It’s been six months since I last wrote about new features in Google Chrome. The browser has been evolving steadily and enticing new users but there was rarely anything exciting to report.
Chrome 24 was released a couple of days after Firefox 18. You probably didn’t notice the automated update but there are a number of interesting features for web developers…
Mathematical Markup Language is an XML schema which describes mathematical notations and formula. It produces results which are similar to Microsoft Office Equation Editor or the Math application in OpenOffice / LibreOffice.
Until MathML, you’d have required a graphic to produce an equation such as:
It can now be coded:
<math mode="display" xmlns="http://www.w3.org/1998/Math/MathML"> <mrow> <mi>x</mi> <mo>=</mo> <mfrac> <mrow> <mo form="prefix">−</mo> <mi>b</mi> <mo>±</mo> <msqrt> <msup> <mi>b</mi> <mn>2</mn> </msup> <mo>−</mo> <mn>4</mn> <mo></mo> <mi>a</mi> <mo></mo> <mi>c</mi> </msqrt> </mrow> <mrow> <mn>2</mn> <mo></mo> <mi>a</mi> </mrow> </mfrac> </mrow> </math>
MathML is now available in Chrome, Safari, Firefox and has partial support in Opera. No sign of implementation in IE yet. I suspect SVG may be an easier cross-browser alternative for some time to come.

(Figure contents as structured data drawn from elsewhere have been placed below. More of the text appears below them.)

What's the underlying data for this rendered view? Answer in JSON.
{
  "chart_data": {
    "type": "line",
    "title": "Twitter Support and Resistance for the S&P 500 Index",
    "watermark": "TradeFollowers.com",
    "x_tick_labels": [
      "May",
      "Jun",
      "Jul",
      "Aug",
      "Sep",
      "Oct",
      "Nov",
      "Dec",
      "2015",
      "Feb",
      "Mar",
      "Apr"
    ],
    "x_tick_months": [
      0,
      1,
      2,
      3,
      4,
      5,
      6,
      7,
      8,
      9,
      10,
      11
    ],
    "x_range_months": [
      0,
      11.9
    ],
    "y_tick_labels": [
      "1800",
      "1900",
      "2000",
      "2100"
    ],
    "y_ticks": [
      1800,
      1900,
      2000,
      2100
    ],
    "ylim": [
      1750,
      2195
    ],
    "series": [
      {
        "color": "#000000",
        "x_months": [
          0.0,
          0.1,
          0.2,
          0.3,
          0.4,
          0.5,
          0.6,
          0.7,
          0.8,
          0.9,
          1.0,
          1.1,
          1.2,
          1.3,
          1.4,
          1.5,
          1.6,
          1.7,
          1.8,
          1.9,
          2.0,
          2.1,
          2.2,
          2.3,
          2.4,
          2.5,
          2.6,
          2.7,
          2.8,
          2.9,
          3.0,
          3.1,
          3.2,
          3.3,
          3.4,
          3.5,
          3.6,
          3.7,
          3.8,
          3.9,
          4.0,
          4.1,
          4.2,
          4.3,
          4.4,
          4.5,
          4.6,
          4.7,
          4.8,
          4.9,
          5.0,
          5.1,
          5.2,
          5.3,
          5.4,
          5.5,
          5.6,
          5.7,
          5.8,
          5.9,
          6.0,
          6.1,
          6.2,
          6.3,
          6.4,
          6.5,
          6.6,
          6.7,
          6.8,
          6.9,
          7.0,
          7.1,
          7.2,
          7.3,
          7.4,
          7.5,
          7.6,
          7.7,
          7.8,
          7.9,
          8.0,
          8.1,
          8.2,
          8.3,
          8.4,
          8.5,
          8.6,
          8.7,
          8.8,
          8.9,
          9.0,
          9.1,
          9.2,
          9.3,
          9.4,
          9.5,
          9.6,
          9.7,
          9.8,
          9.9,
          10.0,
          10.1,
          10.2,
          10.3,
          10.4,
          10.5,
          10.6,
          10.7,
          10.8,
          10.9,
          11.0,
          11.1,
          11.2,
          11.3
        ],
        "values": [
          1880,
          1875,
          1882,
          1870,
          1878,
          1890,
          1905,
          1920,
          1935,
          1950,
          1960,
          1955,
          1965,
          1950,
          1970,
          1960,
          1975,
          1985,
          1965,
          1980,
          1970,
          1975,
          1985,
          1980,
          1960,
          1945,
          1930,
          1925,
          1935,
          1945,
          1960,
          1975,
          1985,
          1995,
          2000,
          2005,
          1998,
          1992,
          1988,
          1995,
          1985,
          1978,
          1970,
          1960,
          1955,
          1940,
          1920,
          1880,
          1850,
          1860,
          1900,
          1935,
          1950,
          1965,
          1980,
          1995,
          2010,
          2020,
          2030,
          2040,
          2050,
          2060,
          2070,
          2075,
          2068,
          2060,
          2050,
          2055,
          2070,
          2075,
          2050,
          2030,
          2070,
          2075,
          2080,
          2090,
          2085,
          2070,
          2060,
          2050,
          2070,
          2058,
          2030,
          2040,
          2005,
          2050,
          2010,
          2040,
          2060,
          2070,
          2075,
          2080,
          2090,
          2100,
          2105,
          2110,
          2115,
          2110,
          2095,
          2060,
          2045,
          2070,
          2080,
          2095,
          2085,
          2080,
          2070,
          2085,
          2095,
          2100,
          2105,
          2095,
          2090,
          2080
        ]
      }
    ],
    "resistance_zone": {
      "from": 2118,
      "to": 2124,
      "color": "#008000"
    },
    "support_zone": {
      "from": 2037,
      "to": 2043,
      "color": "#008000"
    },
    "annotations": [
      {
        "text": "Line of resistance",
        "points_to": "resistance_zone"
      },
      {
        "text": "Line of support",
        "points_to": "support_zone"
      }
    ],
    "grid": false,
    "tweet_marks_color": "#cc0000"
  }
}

IndexedDB is a client-side data storage technology. While we already have key-value pairs in localStorage and sessionStorage, IndexedDB provides greater data structure and indexing support. It’s the approved successor to the Web SQL Database which never became an agreed W3C specification.
IndexedDB requires an article in itself, but the technology has become more viable now it’s supported in Chrome, Firefox and IE10. It’s likely to appear in Safari since, like Chrome, it uses the webkit engine. I’ve no doubt Opera are working on it. For more information, refer to the W3C IndexedDB Specification.
CSS Custom Filters
Custom Filters were suggested by Adobe and allow you to apply image or movie-like filter effects to any HTML content. Typical options include grayscale-to-color transitions, warping, animated shadows and more. In essence, it’s similar to SVG filters or Microsoft’s proprietary CSS filter property which was implemented in IE many, many years ago.
Chrome’s implementation is experimental, requires webkit prefixes and must be enabled in about:flags — see Enable CSS Shaders about two-thirds of way down. It looks exciting but don’t expect a reliable technology for year or two yet.
For more information, refer to the recent W3C Filter Effects specification and Adobe’s demonstration page.
Chrome’s Developer Tools Console now supports styled logging using a syntax which is identical to that implemented in Firefox’s Firebug add-on. For example:
console.log("%cBlue text!", "color:blue;");
You can apply any CSS styles to highlight errors or other conditions.
Chrome has always been fast, but the latest edition is faster than ever. In particular, Google claim better start-up times and report an overall improvement of more than 26% over the last year.
If you don’t believe them, try the new performance tab — chrome://performance/. You’ll need to enable performance monitoring in about:flags first.
Numerous Bug Fixes
More than 20 bugs have been squished in Chrome 24. In addition, $6,000 has been paid to developers who found high-severity vulnerabilities.
Chrome’s speed, stability and standards support has made it the browser to beat. It’s great to see that Google and the Webkit team have not become complacent. Long may it continue.